Les héros n’ont pas toujours besoin que leurs actes soient criés. Certains les font simplement et c'est tout, les glaçant presque de silence, comme si la gloire était un détail superflu. C'est le cas d'Alan Eustace, 57 ans, vice-président senior de Google, l'homme qui a battu en 2014 le record de Felix Baumgartner en volant – ou plutôt en tombant – de plus de 41 419 mètres d'altitude. Il l’a fait sans gros sponsors, sans casques de créateurs, sans la direction effrénée de Red Bull. Seul, dans le désert du Nouveau-Mexique, enfermé dans une combinaison blanche bombée comme celle d’un astronaute. Il s'est laissé tomber dans le vide pendant quatre minutes et demie. Et il a touché la Terre comme s'il n'avait finalement pas fait grand-chose : en réalité, il venait de faire le plus grand bond de toute l'histoire de l'humanité.
Nous sommes le 24 octobre 2014. L’aube américaine est claire, nette. Eustace est suspendu à un ballon stratosphérique gonflé à l'hélium, fin comme de la soie, aussi volumineux qu'un immeuble de dix étages. Il s'élève lentement, un mètre par seconde, jusqu'à dépasser les 40 000 mètres. Pas de musique, pas de caméras qui regardent le monde entier, ni d'applaudissements pleins de tension. Seul le crépitement de l'altimètre et le souffle mécanique qui rebondissait à l'intérieur du casque pressurisé. En dessous de lui, la courbure bleue de la planète. Au-dessus, la densité sombre et infinie du cosmos. Au milieu, le silence absolu.

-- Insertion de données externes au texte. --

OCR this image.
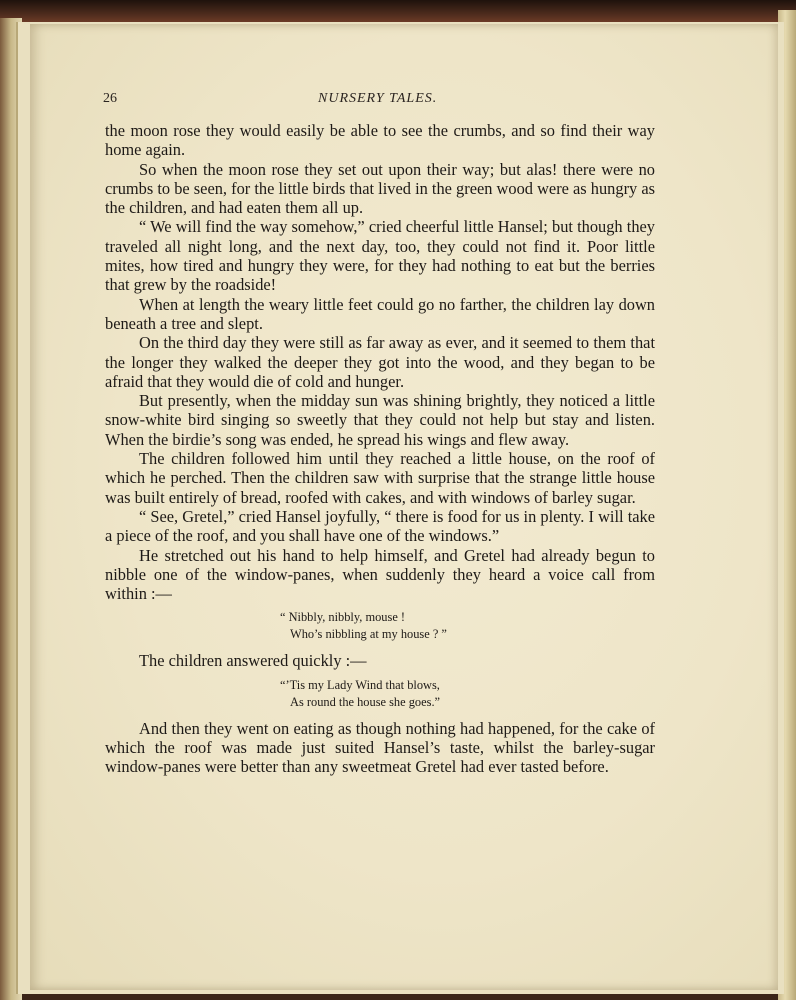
26	NURSERY TALES.

the moon rose they would easily be able to see the crumbs, and so find their way home again.

So when the moon rose they set out upon their way; but alas! there were no crumbs to be seen, for the little birds that lived in the green wood were as hungry as the children, and had eaten them all up.

“ We will find the way somehow,” cried cheerful little Hansel; but though they traveled all night long, and the next day, too, they could not find it. Poor little mites, how tired and hungry they were, for they had nothing to eat but the berries that grew by the roadside!

When at length the weary little feet could go no farther, the children lay down beneath a tree and slept.

On the third day they were still as far away as ever, and it seemed to them that the longer they walked the deeper they got into the wood, and they began to be afraid that they would die of cold and hunger.

But presently, when the midday sun was shining brightly, they noticed a little snow-white bird singing so sweetly that they could not help but stay and listen. When the birdie’s song was ended, he spread his wings and flew away.

The children followed him until they reached a little house, on the roof of which he perched. Then the children saw with surprise that the strange little house was built entirely of bread, roofed with cakes, and with windows of barley sugar.

“ See, Gretel,” cried Hansel joyfully, “ there is food for us in plenty. I will take a piece of the roof, and you shall have one of the windows.”

He stretched out his hand to help himself, and Gretel had already begun to nibble one of the window-panes, when suddenly they heard a voice call from within :—

“ Nibbly, nibbly, mouse !
Who’s nibbling at my house ? ”

The children answered quickly :—

“’Tis my Lady Wind that blows,
As round the house she goes.”

And then they went on eating as though nothing had happened, for the cake of which the roof was made just suited Hansel’s taste, whilst the barley-sugar window-panes were better than any sweetmeat Gretel had ever tasted before.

La préparation a duré trois ans. Le projet d'Eustache est tout sauf un projet de cascadeur. Sa mission est d'être à la fois scientifique et artisanale. Le nôtre, ingénieur de formation et rêveur de vocation, a entrepris de construire une combinaison capable de survivre aux -70 degrés de la stratosphère et à une pression quasi nulle. Pas de capsules, pas de fusées. Juste lui, le ballon et la gravité. Il a constitué une petite équipe de techniciens et d'inventeurs, je Développement spatial Paragondes gens habitués à travailler dans l’arrière-boutique de l’aventure humaine. Ils ont cousu, testé, pressurisé, simulé la chute des centaines de fois. Le tout à voix basse, sans battage médiatique.

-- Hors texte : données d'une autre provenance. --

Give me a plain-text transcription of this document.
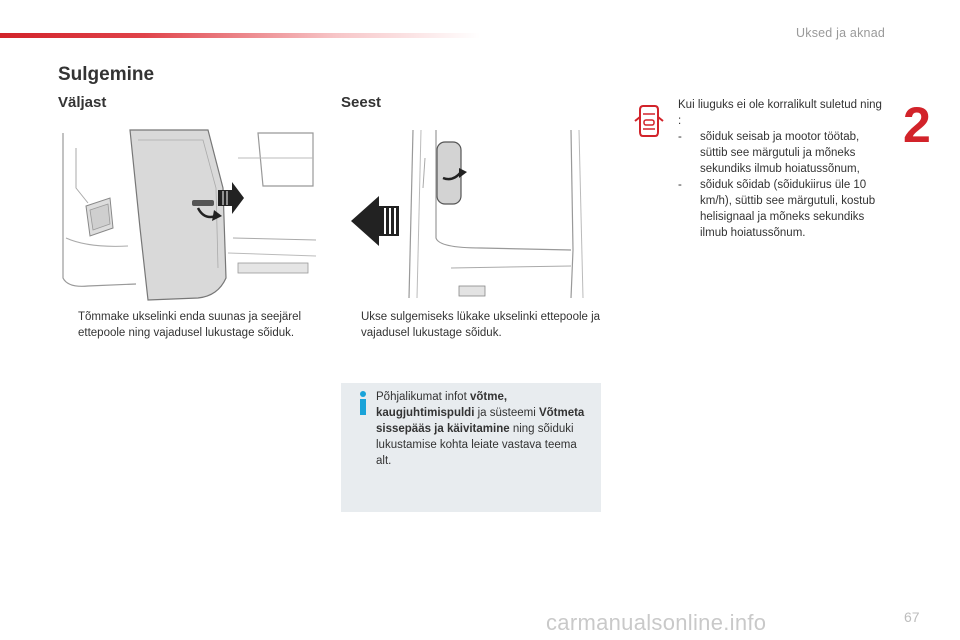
Uksed ja aknad
2
Sulgemine
Väljast	Seest
Tõmmake ukselinki enda suunas ja seejärel ettepoole ning vajadusel lukustage sõiduk.
Ukse sulgemiseks lükake ukselinki ettepoole ja vajadusel lukustage sõiduk.
Põhjalikumat infot võtme, kaugjuhtimispuldi ja süsteemi Võtmeta sissepääs ja käivitamine ning sõiduki lukustamise kohta leiate vastava teema alt.
Kui liuguks ei ole korralikult suletud ning :
- sõiduk seisab ja mootor töötab, süttib see märgutuli ja mõneks sekundiks ilmub hoiatussõnum,
- sõiduk sõidab (sõidukiirus üle 10 km/h), süttib see märgutuli, kostub helisignaal ja mõneks sekundiks ilmub hoiatussõnum.
carmanualsonline.info	67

A 41 419 mètres, Eustace regarde le monde pour la dernière fois. Tirez ensuite un levier. La corde qui l'attache au ballon se détache et son corps commence à tomber. Le premier instant est un pur émerveillement. Ensuite, la physique prend le dessus. Il dépasse la vitesse du son, atteignant 1 322 kilomètres par heure, soit plus vite qu'une balle. L'air vibre, la combinaison se déforme, le cœur bat près de 200 fois. Il n'a aucun contrôle, il ne peut pas ouvrir le parachute avant que la densité de l'atmosphère ne le lui permette. C'est juste une petite particule sans importance dans le vide.
Après quatre minutes et trente-six secondes de chute libre, il largue le parachute principal. L'impact de l'air le secoue comme un fouet. Puis tout ralentit. La Terre revient à sa rencontre, en douceur. Il atterrit dans un champ au Nouveau-Mexique, entre sable et silence. Pas de foule, pas de caméras, pas de diffusion en direct. Seulement le sifflement du vent, les battements de votre cœur et une poignée de collaborateurs. Il a battu le record du monde, mais le monde ne le remarque presque pas.
« Je ne l'ai pas fait pour la gloire », dira-t-il plus tard, de cette voix calme d'ingénieur qui pèse les mots comme des codes binaires. « Je l'ai fait pour voir la Terre sous un angle différent. » C'est peut-être là le secret d'Alan Eustace : avoir osé comme peu d'autres et le faire sans vanité. À une époque où tout geste extrême se mesure en vues, il a choisi d’échapper au rouleau compresseur médiatique.
Aujourd’hui, son nom n’est plus qu’une note de bas de page dans l’histoire de l’exploration humaine.
Mais là où l’air se dissout et où la lumière se courbe, Eustace a vu ce que peu de gens pouvaient voir. Et dans cette chute parfaite et solitaire, il signe le manifeste de la grandeur discrète. Parce que parfois, l'héroïsme ne consiste pas à atterrir, mais à surmonter la peur du lâcher prise.